Going to create applications for ZTEX 1.15y Multi-FPGA boards that would communicate at USB 2.0 speed? Using ztex_inouttraffic as a starting point, you will save weeks, skip studying timing diagrams, bits in various registers and hangups.
- C library to operate Ztex multi-FPGA boards at high-speed (up to 20-30 Mbytes/s) and corresponding firmware for USB device controller;
- example FPGA application (Verilog), example host software in C.
ztex.c - contains functions from original ztex.java library. Works with any firmware developed with Ztex SDK. Includes upload of firmware, bitstream, select individual fpga, reset given fpga to its pre-configuration state etc. Some functions such as write into onboard flash are not implemented - you can do that using FWLoader from Ztex SDK.
inouttraffic.c - contains functions for input/output at high-speed. Uses ztex.c. There must be inouttraffic.ihx firmware that implement those operations, and corresponding bitstream (built base on top-level HDL module ztex_inouttraffic.v). (*)
pkt_comm.c - functions and data structures used to communicate with fpgas in a sequence of application packets. Dependent on type, packet from the host goes into a pre-defined subsystem of fpga application. Similarily, data received from fpga aren't raw bytes with no start or end; pieces of data are organized as packets with properties such as ID, length, type, etc. and appear at application developer's hand as described in header files. This requires pkt_comm.v HDL module built on top of ztex_inouttraffic.v. (**)
device.c - contains top-level functions for application developer. That includes: search, detection and initialization of boards; read/write at high-speed using pkt_comm. Operates many boards with single function call.
(*) 'inouttraffic' explained. This requires in-depth understanding of Ztex board and USB device controller. Briefly:
- USB device controller IC has embedded CPU (programmable in C). CPU can read/write controller's I/O pins individually or in groups of 8. Several dozens I/O pins are connected to pins of fpgas, all 4 fpga in parallel. USB packets can be handled by CPU which can read/write USB endpoint buffer and get/send data from/to fpgas. That would result in speed no more than 0.5-1 Mbyte/s. So this low-speed interface is to help establish a high-speed communication and for maintenance purposes.

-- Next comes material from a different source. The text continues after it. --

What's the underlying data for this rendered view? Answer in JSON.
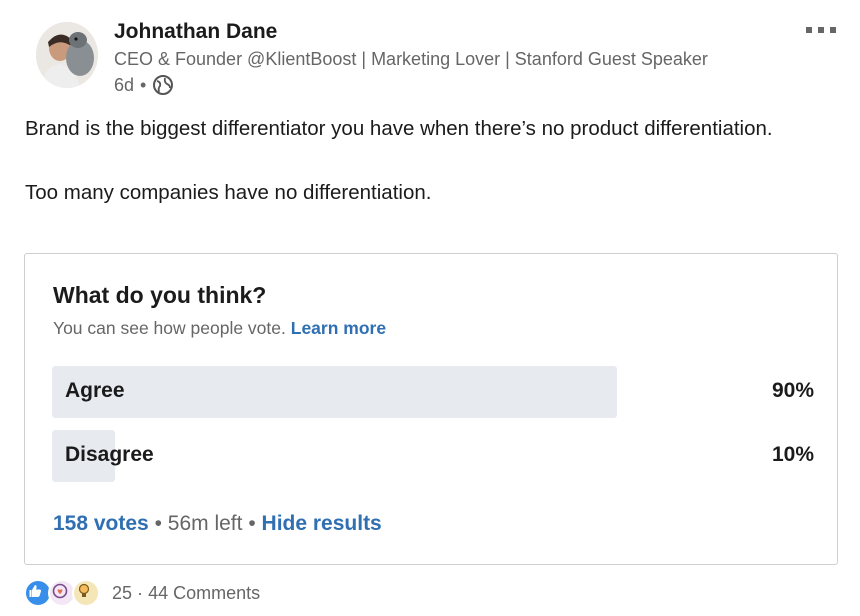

- High-speed interface can be of several forms. Slave FIFO variant is used by 'inouttraffic'. It can transmit 16 bits in one direction every cycle without usage of CPU, resulting in 20-30 Mbytes/s. Several points were taken in consideration:
- because I/O pins of all 4 fpga's are connected in parallel, only 1 fpga is active at given time. Dedicated CS signals are used to define which one is selected;
- when fpga sends or receives data, host and controller wait until the end of transmission before setting other fpga to be selected;
- caution is taken not to overflow fpga's input buffer. Device controller also has its internal buffers and data should not get stuck there;
- host software must know the length of data fpga is going to transmit, must request for reading exactly that many.
- One would ask: why so complex? Indeed, on a single-fpga Ztex board that's simple. Complexity is added by a requirement to select one fpga at a time while maintaining data integrity in a high-speed transmission.
(**) 'pkt_comm' explained. API provided by 'inouttraffic' allows high-speed communication. On fpga side, there're I/O FIFOs and on the host side, there's a number of functions for operation. You can see it works in test.c. Application developers often demand more, including:
- more abstract interface, without details of hardware or link layer so application can be ported to other device with different SDK;
- more abilities to manage incoming and outgoing data. The goal is accomplished with a concept of splitting all the data into application level packets.
Host software performs read/write operations with usb_bulk_transfer calls. That's blocking calls. So:
- if you have several boards on different USB busses, you have to address the issue to achive I/O performance.
- if you do some heavy computation on host CPU, and at same time you require high-speed communication to boards, that will require a separate thread or process to operate communication to boards. Alternatively, asynchronous USB transfer functions can be used.
- FPGA interconnect. Each FPGA has more than 200 I/O pins floating. Unluckily FPGAs aren't connected to each other with that unused pins.
- How to achive more performance over USB 2.0. You have to send/receive data in larger packets such as 16-64 Kbytes to achive performance equal to common hardware such as flash drive. Also USB transfers use CPU a lot, performance degrades if CPU is busy.